Is that perfect solution? Unfortunately no. While PostgreSQL will queue all NOTIFYs that weren't yet handled by all LISTENING processes (you can have many processes doing LISTEN on the same channel (new_user in my example)) – it will not queue them if nothing is listening.
So – if your listener will die – all notifications that happened in the time between its death and restart are gone. Of course this can be mitigated by running (for example) two daemons, and doing some kind of synchronization between them, but it's not perfect, and it's definitely not simple.
Interestingly – there is a whole set of tools that serve this particular case – get some info, and then keep it in queue until someone will take it. Yes – message queues.
There is queue manager for PostgreSQL – it's called pgq, and it's part of Skype's SkyTools.
At this moment you might say: whoa, so much work just to get some emails sent when new user is created? Is there really nothing simpler? Well, there is.
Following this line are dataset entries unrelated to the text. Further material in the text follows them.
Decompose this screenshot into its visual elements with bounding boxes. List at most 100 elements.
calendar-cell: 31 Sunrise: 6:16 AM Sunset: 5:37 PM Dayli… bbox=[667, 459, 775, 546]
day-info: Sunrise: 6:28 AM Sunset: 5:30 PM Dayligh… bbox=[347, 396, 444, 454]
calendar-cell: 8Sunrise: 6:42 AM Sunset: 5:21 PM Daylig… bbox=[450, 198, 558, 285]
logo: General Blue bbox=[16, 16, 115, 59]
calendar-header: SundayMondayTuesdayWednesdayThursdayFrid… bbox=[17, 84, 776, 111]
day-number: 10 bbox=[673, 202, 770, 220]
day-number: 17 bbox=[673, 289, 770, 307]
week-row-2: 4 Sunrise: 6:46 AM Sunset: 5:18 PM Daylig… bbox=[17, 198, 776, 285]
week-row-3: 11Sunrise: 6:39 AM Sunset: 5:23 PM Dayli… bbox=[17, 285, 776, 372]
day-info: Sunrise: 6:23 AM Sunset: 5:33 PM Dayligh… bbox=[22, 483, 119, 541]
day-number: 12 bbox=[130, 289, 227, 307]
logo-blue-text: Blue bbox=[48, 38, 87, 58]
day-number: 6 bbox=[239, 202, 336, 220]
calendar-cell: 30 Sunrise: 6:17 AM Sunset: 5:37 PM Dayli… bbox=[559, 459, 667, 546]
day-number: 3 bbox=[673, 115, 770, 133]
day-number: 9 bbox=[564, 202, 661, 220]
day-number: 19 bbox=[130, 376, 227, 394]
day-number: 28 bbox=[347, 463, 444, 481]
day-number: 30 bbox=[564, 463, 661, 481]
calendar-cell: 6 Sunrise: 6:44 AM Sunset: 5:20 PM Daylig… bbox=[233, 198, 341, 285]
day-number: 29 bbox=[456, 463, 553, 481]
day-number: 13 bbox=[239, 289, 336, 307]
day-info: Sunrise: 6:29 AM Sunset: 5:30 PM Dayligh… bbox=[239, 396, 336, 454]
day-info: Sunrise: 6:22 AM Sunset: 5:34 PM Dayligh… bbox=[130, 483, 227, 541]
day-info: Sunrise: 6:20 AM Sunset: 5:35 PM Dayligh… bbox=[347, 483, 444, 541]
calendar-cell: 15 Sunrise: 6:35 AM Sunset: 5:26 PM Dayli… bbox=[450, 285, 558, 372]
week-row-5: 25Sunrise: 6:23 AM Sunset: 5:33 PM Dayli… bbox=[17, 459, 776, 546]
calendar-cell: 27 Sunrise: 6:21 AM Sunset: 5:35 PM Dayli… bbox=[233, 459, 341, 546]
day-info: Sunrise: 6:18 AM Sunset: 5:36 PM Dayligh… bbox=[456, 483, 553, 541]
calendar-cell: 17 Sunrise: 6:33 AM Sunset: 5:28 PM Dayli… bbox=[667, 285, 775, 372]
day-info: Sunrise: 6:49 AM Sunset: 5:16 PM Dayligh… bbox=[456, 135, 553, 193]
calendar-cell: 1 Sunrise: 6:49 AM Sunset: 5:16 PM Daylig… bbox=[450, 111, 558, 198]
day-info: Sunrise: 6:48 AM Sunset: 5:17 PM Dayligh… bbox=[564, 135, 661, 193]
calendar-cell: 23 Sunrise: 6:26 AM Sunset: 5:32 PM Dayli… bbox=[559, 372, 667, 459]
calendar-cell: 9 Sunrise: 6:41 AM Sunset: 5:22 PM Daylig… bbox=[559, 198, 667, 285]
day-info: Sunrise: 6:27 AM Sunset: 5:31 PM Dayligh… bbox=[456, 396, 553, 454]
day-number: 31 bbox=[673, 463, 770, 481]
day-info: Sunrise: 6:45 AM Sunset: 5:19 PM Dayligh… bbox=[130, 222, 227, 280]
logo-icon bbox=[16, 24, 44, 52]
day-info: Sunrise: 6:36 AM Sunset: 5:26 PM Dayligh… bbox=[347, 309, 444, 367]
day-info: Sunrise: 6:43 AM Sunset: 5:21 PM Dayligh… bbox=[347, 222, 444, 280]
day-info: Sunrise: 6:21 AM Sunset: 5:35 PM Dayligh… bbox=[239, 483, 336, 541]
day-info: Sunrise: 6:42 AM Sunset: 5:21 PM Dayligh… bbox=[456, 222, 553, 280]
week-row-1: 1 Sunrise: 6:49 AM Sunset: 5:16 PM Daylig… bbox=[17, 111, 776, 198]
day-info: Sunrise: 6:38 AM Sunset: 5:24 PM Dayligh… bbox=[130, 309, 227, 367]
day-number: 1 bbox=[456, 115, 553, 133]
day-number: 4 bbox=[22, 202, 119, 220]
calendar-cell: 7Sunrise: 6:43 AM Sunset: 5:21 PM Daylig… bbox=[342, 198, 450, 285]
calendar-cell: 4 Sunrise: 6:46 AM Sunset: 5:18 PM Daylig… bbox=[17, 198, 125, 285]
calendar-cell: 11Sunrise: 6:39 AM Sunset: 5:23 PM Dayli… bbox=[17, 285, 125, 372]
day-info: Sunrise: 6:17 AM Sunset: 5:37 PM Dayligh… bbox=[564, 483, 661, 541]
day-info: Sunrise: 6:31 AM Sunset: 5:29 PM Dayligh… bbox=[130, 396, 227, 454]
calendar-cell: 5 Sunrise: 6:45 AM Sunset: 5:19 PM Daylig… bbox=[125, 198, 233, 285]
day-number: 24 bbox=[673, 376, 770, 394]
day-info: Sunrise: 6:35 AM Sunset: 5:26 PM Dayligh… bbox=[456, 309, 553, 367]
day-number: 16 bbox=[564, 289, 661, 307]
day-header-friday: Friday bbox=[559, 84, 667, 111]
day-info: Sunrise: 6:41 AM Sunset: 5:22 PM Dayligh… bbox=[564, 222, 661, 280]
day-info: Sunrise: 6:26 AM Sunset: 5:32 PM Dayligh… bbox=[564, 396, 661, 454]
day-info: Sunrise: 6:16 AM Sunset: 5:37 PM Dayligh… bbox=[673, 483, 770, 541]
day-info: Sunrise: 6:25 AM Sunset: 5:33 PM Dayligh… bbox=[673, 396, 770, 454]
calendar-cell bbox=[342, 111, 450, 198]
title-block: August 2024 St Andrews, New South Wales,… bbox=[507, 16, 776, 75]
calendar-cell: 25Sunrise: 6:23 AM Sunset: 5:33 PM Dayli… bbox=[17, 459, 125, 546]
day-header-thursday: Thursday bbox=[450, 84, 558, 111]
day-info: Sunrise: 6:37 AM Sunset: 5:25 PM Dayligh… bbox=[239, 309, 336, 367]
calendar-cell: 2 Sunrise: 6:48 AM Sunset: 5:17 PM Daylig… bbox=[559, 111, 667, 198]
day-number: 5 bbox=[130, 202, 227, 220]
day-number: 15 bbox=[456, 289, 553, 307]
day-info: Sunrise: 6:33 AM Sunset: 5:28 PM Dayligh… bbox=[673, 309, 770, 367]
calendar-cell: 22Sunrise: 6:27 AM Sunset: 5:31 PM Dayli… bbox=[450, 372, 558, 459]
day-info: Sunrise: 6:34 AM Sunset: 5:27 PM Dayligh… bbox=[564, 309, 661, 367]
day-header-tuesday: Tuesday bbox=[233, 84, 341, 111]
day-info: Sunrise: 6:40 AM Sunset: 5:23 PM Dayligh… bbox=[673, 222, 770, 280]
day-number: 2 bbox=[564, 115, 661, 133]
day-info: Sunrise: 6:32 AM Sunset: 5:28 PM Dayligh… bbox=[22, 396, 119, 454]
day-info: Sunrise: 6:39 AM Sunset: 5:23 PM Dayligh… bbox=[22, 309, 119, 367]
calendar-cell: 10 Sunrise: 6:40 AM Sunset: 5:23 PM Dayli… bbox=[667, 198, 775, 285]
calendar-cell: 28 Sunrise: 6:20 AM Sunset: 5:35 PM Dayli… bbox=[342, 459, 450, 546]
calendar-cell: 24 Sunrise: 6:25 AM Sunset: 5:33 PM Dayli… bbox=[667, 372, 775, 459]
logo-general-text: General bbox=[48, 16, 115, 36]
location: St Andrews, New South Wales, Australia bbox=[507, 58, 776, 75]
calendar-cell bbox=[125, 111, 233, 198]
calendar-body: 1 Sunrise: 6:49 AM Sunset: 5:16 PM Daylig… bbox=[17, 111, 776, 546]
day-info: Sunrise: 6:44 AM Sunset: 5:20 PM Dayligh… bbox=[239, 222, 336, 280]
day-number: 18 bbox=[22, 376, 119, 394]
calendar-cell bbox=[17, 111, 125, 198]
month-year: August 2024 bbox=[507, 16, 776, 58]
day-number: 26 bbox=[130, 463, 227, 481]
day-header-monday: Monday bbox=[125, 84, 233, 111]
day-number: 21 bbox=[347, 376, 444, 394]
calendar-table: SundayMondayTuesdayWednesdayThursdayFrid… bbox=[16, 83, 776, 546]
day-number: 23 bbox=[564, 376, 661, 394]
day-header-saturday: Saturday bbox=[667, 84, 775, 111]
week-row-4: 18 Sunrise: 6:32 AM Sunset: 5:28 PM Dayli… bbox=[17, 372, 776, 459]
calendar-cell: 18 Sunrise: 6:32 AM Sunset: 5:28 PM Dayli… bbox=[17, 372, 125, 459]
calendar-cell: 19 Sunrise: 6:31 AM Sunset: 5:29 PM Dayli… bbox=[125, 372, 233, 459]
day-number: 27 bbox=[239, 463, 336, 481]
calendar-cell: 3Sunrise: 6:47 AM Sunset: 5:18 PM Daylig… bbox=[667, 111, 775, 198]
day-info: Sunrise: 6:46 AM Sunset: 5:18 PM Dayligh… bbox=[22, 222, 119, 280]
You can write a simple queue yourself.
$ create table process_queue ( channel text, payload text, stored timestamptz, processed timestamptz ); $ create function new_user_handle() returns trigger as $$ begin insert into process_queue (channel, payload, stored) values ('new_user', NEW.username, now()); return NEW; END; $$ language plpgsql; $ create trigger new_user_handle after insert on users for each row execute procedure new_user_handle();
Now, some inserts:
$ insert into users (username) values ('depesz'); INSERT 0 1 $ insert into users (username) values ('admin'); INSERT 0 1 $ insert into users (username) values ('user'); INSERT 0 1 $ insert into users (username) values ('test'); INSERT 0 1
Afterwards, process_queue contains some rows:
$ select * from process_queue ; channel │ payload │ stored │ processed ──────────┼─────────┼───────────────────────────────┼─────────── new_user │ depesz │ 2012-06-13 11:53:22.068471+02 │ [null] new_user │ admin │ 2012-06-13 11:53:24.170629+02 │ [null] new_user │ user │ 2012-06-13 11:53:31.141075+02 │ [null] new_user │ test │ 2012-06-13 11:53:32.884775+02 │ [null] (4 rows)
And, on top of it – just write a simple script that will run as daemon or as cronjob that will check the process_queue, and do whatever is necessary for all rows that are not yet processed.
What's more – you can also use LISTEN/NOTIFY with this approach, so that, with daemon approach, you will have fewer scans of the table. I.e. instead of:
while 1: check_for_new_rows_in_queue() sleep 5
(which scans the process_queue table every 5 seconds)
You will get logic as in python script above, waiting for notification from trigger, and only then checking for new rows. And if the daemon will die – all the not-yet-processed users will be waiting in process_queue, so on restart – just add one more check. Like:
check_for_new_rows_in_queue() while 1: wait_for_notification() check_for_new_rows_in_queue()
As a final note – personally, I prefer the last option – its simple, can be done with standard PostgreSQL – even in cases when admins do not want to install new languages or extensions, and it “just works".